"È come il 1996: pronti a traversata del deserto"

L’ex ministro Scajola rievoca gli anni della rimonta: come allora il Pdl può rinnovarsi. Alfano sarà la nostra guida, Berlusconi il regista

"È come il 1996: pronti a traversata del deserto"

Onorevole Claudio Scajo­la, come giudica lo stato di salu­te del Pdl? 
«Come tutti i partiti vive una cri­si di popolarità presso l’opinione pubblica. Berlusconi, però, ha avuto il merito di capirlo e di indi­viduare un segretario politico gio­vane
 e capace». 

Lei è stato una delle anime criti­che del partito. 
«È vero. Di fronte a crisi econo­mica e attacchi speculativi,
 ho sol­lecitato risposte più incisive. Ci so­no s­tate fibrillazioni quando mol­ti si sono resi conto che da soli non si poteva reggere.Ma l’unità non è venuta meno».

Vede analogie tra il momento attuale e la «traversata del de­serto» post ’96?
«Dopo quella sconfitta molti editorialisti ritenevano che “la li­sta civica di Berlusconi” sarebbe stata spazzata via. Berlusconi, in­vece, trovò la forza per radicare il partito sul territorio e battersi per l’ingresso nel Ppe dove era guarda­to con sospetto. Oggi come allora il Pdl ha bisogno di trasformarsi in un partito moderno. È figlio di una grande intuizione ma per troppo tempo si è chiuso in se stes­so. In questo senso va asseconda­ta e stimolata l’azione di Alfano».

Esiste però un problema di si­stema. Politica sommersa da­gli scandali e sempre più di­stante dal Paese.
«La mia posizione è drastica: il fi­nanziamento pubblico va aboli­to. Bisogna avvicinarsi alle demo­crazie occidentali. Chi vuole con­tribuire lo segnala nella denuncia dei redditi. Un modo per creare un rapporto più stretto tra cittadi­ni e partito». 

Non teme che aumenterebbe­ro i casi di corruzione? 
«Anche oggi i casi di corruzione non mancano. E poi non possono essere erogati dallo Stato rimbor­si che rimborsi non sono».

Che idea si è fatto della vicenda Lega?
«Per esperienza personale diffi­do dei processi sommari fatti in tv e sulla carta stampata con spezzo­ni di verbali. Bossi, con tutte le sue esuberanze caratteriali e politi­che, è una persona per bene. Gli al­tri li conosco poco».

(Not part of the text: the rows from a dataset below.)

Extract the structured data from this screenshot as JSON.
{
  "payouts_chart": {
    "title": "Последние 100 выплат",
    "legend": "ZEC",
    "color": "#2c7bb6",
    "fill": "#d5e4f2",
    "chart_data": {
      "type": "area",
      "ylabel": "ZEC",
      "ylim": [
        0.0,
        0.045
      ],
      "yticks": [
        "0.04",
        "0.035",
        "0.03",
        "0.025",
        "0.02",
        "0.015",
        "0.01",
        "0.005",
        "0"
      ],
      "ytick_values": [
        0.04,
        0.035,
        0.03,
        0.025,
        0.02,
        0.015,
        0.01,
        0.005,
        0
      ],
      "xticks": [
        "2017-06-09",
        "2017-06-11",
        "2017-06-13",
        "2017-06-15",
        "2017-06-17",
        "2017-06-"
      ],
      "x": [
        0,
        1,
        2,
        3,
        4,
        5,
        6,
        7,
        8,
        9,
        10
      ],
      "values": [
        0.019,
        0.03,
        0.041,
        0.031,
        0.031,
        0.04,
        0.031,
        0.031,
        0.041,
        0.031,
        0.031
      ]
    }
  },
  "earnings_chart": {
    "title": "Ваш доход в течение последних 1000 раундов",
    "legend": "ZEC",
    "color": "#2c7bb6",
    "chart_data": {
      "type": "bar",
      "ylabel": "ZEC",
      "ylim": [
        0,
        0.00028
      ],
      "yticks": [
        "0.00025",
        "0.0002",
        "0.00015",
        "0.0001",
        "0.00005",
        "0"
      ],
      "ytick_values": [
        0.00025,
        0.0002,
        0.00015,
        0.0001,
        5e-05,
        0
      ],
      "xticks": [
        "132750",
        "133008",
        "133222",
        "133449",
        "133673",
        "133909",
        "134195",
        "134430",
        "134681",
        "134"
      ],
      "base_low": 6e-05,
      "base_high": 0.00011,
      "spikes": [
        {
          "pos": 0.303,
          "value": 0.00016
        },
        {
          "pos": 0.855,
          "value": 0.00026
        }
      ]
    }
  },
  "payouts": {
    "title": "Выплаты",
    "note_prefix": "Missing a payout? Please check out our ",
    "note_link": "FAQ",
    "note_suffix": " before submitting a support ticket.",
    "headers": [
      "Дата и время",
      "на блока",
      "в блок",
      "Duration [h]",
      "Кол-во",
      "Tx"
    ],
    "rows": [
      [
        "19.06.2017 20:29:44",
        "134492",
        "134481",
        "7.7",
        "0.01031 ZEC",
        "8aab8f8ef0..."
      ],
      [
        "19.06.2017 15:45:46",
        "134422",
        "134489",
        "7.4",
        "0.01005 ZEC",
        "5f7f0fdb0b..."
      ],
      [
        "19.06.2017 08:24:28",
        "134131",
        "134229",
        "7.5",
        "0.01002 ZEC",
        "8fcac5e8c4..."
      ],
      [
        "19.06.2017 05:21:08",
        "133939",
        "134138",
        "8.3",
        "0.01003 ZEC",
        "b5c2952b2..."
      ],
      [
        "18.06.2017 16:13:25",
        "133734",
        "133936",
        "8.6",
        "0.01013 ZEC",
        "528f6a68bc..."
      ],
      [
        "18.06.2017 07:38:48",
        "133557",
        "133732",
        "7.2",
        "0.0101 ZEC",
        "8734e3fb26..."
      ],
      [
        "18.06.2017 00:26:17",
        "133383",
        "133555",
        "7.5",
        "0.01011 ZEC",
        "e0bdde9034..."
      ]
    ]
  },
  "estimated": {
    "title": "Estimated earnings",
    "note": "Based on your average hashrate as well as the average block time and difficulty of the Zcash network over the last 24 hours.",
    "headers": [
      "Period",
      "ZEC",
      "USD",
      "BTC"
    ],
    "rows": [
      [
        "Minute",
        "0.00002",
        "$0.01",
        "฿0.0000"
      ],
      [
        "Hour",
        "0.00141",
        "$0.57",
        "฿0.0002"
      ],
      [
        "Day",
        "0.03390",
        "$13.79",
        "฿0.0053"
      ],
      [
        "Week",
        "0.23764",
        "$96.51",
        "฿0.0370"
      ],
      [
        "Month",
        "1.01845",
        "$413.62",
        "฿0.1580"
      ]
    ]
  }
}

Esiste il rischio che Pdl e Lega si allontanino ulteriormente?
«Il rapporto è da tempo deterio­r­ato e le scelte per le amministrati­ve, alle quali voteranno dieci mi­lioni di persone, allargano ulte­riormente il solco. Tutto questo mentre la sinistra, divisa su Mon­ti, si presenta unita per opportuni­smo. Anche per questo sono favo­revole a una legge elettorale che non obblighi a coalizioni innatu­rali e favorisca la sfida tra i maggio­ri partiti». 

Il Pdl oggi è in difficoltà sul fronte delle alleanze. 
«A Berlusconi vanno ricono­sciuti due momenti di ecceziona­le grandezza. Il primo nel ’94 con la vittoria contro la macchina da guerra di Occhetto. Il secondo con le sue recenti dimissioni, un passaggio da grande statista in cui ha anteposto l’interesse del Paese a quello personale. Sono fiero di aver consigliato all’amico Silvio un passo indietro. Oggi sono con­vinto che in Alfano ci sia il poten­ziale per guidarci verso il partito dei moderati. E in Berlusconi col­go la volontà di essere il regista di questa costruzione».

Sul territorio si moltiplicano li­ste simil-Forza Italia.
«Di fronte alla crisi dei partiti le fughe nostalgiche, spesso figlie di contrasti sul territorio, sono inevi­tabili. Io dico che ci vuole un parti­to moderno, più federalista quin­di, non necessariamente con le stesse regole da Agrigento ad Ao­sta. Serve dialogo tra il centro e il territorio».

Lei è sempre stato scettico sui congressi.
«Ho criticato le regole un po’ pa­sticciate e il fatto che le tessere ri­spetto all’aria che tira fossero un po’ troppe, spinte da potentati lo­cali. Dobbiamo costruire un parti­t­o più degli elettori che degli iscrit­ti ». 

Cosa le piacerebbe portare di Forza Italia nel Pdl? 
«La freschezza, l’entusiasmo, il senso di squadra.

La storia si deve ricordare ma dobbiamo fare cose nuove, unendo l’esperienza con la modernità. Non possiamo esse­re tutti centravanti, serve lo spiri­to di gruppo e il confronto. Sotto la regia di Alfano e di Berlusconi».